The above is what I found when I googled 'polyamorous" in google images.
It hasn't been a big secret that in the last few months I have decided poly was the right fit for me. And that I have had 2 active play partners.
BUT neither of these relationships has been public. One I am totally fine with it being discrete - that was all discussed and agreed upon at the very beginning. And I am good with it - there is honesty and expectations and needs clearly covered.
The other was always identified as poly. Yet there was no public acknowledgement of it. And with time I began to feel - rightly or wrongly - like I was living in the shadows. AND it was wearing down my sense of self.
BUT I put the blame on my shoulders - I let things go along status quo. I didn't say I need/want some progression. AND I know that he is/was having his own struggles and I came to understand them - slowly - but still with some confusion.
We have been talking more - which is a good thing.... always a good thing.
Yesterday a slow metamorphosis began......first he acknowledged one partner .......... then a stall and my heart sank ........ and instead of being patient - I jumped the gun - and was told to be patient.
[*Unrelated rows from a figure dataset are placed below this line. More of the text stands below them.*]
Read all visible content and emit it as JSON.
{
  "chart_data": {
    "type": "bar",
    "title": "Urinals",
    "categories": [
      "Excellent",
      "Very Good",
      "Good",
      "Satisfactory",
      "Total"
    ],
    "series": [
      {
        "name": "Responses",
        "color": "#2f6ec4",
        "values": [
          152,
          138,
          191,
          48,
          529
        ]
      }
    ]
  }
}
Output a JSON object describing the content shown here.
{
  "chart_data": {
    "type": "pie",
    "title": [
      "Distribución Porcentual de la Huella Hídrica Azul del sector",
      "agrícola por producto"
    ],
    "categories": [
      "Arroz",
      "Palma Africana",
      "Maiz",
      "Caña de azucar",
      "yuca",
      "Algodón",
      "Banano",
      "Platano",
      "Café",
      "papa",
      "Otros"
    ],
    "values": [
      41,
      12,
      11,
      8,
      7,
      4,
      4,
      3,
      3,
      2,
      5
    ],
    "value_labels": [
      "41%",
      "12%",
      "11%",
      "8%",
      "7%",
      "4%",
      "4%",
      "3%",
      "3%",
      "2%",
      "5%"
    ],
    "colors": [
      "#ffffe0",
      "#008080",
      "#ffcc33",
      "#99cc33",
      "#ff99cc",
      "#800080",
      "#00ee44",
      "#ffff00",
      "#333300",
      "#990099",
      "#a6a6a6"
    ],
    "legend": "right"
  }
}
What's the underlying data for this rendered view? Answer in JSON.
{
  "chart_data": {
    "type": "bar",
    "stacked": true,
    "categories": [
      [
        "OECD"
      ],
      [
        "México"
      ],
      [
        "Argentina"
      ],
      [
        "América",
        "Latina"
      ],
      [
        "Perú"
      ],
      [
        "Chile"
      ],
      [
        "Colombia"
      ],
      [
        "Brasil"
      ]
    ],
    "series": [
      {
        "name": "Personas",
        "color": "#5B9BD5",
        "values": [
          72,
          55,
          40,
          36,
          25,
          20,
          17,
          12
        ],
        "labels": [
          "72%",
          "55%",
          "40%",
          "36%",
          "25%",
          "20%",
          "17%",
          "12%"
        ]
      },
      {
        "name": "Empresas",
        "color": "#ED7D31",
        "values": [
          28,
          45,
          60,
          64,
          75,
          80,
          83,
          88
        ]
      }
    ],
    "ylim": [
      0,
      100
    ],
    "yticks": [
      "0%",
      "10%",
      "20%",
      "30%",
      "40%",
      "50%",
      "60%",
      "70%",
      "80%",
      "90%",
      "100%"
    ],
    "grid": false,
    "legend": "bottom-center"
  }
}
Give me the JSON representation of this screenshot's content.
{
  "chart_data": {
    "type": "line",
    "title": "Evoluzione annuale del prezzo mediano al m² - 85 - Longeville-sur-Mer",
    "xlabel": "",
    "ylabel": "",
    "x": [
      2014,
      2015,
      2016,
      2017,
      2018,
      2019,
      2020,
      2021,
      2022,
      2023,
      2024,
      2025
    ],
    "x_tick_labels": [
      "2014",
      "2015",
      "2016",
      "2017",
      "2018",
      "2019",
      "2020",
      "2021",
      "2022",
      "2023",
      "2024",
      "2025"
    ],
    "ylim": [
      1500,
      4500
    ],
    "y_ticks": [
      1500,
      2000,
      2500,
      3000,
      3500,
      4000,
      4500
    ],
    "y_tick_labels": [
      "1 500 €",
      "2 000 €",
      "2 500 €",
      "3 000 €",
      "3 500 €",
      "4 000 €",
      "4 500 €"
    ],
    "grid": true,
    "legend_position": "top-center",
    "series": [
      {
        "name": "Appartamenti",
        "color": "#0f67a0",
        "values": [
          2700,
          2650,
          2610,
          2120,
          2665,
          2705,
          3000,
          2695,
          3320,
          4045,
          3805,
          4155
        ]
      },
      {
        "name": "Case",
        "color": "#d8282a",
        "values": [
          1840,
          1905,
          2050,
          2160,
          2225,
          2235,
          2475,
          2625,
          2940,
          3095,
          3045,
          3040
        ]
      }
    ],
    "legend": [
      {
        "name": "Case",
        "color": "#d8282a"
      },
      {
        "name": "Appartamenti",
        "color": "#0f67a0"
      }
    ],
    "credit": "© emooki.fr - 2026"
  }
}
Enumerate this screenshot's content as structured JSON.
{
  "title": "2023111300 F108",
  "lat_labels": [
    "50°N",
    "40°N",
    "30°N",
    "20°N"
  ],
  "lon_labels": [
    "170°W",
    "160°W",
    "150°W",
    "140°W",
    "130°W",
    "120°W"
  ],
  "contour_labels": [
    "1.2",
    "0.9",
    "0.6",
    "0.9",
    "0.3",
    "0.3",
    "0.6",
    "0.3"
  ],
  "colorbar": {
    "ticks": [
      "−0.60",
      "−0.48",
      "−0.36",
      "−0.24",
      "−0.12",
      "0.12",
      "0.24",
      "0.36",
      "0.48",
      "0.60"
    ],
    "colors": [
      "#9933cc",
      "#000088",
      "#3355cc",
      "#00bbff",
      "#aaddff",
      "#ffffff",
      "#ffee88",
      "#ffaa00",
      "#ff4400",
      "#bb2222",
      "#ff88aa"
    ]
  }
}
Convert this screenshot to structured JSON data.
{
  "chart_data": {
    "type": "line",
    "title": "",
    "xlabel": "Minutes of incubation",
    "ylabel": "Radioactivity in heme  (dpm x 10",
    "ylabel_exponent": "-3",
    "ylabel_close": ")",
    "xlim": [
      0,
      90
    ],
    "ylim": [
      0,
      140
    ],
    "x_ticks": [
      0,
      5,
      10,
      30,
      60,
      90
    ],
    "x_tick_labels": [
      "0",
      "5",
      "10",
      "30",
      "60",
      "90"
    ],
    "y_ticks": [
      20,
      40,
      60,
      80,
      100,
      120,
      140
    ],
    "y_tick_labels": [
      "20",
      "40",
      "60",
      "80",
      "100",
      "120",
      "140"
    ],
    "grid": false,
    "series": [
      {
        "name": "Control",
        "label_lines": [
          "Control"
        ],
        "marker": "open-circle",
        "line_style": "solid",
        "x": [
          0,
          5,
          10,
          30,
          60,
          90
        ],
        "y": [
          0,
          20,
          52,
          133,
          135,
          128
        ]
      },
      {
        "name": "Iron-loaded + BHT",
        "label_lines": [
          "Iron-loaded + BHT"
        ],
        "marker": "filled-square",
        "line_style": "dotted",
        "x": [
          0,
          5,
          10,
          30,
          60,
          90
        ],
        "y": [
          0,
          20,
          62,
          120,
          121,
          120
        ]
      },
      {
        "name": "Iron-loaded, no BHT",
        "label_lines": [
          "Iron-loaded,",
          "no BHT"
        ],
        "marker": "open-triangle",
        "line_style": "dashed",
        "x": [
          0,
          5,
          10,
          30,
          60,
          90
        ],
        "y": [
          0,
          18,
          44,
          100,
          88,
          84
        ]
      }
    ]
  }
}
I didn't understand....... and was confused and yeah a little bit hurt.........
but then there it was - the public acknowledgement of poly partner. And ya know - it felt an awful lot like walking out of the darkness into the sunshine. No secrets - no pretending - no hiding what is.
In a lot of ways this acknowledgement doesn't change anything - we have always been who we were - but now - I feel he acknowledges me ..... and that is a very good thing!